We have had an unseasonably warm autumn this year. A few years ago we had snow and ice already in late October. Here it is November and the temperature is still well above freezing. It's a nice change from the cold dark weather we Stockholmers expect at this time of year. I took this photo of the path that leads up the hill from my apartment building to the subway station.


All Hallows Eve, 2005

Tomorrow is Alla Helgons Dag (All Saints Day) here in Sweden (in this country, the holiday is always observed on a Sunday).

Tonight after climbing at Klättercentret, I began walking toward the bus stop where I catch the 509 back to Bergshamra. The day had been a rainy and foggy day, without so much as a single ray of sunlight visible all day. The evening was more of the same: cool, wet, and misty. The long black asphalt trail leading Northward toward Solna Station was half covered with yellow and brown maple leaves, and reflected light from streetlamps in its myriad rainwater puddles. A few meters down the trail, I noticed flickering candle lights far in the distance, through the trees to the East. As soon as I could, I took a right turn and followed the lights. I soon found myself in the midst of the most eerie and solemn scene I have witnessed in a long time. I had walked into Stockholm's Norra Begravningsplats (North Cemetary) on Halloween night.
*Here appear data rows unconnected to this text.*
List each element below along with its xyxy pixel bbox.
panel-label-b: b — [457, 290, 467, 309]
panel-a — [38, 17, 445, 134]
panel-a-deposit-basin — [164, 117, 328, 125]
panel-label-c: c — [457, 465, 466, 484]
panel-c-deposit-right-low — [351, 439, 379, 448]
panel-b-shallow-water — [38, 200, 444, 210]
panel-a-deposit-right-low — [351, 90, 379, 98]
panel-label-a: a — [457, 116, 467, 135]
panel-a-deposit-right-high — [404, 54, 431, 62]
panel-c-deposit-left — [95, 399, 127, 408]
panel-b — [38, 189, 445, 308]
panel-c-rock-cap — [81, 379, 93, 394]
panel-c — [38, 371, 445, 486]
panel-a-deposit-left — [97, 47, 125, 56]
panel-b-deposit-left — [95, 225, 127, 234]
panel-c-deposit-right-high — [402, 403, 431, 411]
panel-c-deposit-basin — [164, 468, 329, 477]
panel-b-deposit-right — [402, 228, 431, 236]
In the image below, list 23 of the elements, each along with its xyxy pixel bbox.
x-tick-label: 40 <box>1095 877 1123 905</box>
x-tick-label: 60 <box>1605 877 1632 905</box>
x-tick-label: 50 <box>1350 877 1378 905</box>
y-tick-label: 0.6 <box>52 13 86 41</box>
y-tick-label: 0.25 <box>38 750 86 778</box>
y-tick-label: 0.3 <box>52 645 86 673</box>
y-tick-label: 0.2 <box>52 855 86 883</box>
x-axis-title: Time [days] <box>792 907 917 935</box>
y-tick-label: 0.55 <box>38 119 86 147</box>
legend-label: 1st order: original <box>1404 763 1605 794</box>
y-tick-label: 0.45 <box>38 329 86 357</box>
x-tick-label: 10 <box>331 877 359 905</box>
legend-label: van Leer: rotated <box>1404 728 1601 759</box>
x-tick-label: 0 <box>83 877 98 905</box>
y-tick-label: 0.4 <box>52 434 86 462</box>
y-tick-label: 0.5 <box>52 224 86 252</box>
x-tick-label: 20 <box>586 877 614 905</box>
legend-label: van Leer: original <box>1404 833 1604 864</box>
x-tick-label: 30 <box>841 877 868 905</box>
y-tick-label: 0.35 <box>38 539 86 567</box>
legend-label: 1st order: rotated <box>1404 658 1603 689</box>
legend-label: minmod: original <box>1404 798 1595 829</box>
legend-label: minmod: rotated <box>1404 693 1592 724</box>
About half of the graves had candles on them. In a graveyard this large (one of Stockholm's largest), this amounted to many thousands of candles. Glowing through the wet fog of the night, and accompanied by sound of rain falling on the trees and the earth, the gravelights illuminated the paving stones between the graves as I walked. Light from the flames cast faint and diffuse beams through the shrubs and bushes on the edges of the graves.

This was not a typical Halloween experience for me. The Halloweens of my youth were centered around costumes, candy, haunted houses, and general revelry. Walking among the candlelit tombstones tonight, I was reminded of the true meaning of the holiday. It's about remembering your loved ones after they are gone. There were several other people there, some lighting candles; others walking quietly through the churchyard and enjoying the night air. The nighttime is the best time to appreciate such a scene. Each candle represents someone who has not been forgotten. The sheer number of flames flickering in the fog tonight is testament to the respect Stockholmers have for their departed friends.

I continued along a small path as it spiralled up a hill to the minneslund — an area reserved for thoughtful remembrance. On this occasion, I found myself far from the graves of my forebears; so I paused for a moment in the clearing to think on those who came before me, both living and dead. Respect for ones living elders goes hand in hand with respect for the dearly departed. You may find it odd that an atheist would put stake in such an observance; it just felt right.

I do miss the costumes and the parties common at this time of year in the U.S. Even so, I think it's even nicer in a way to observe Halloween as it was meant to be observed.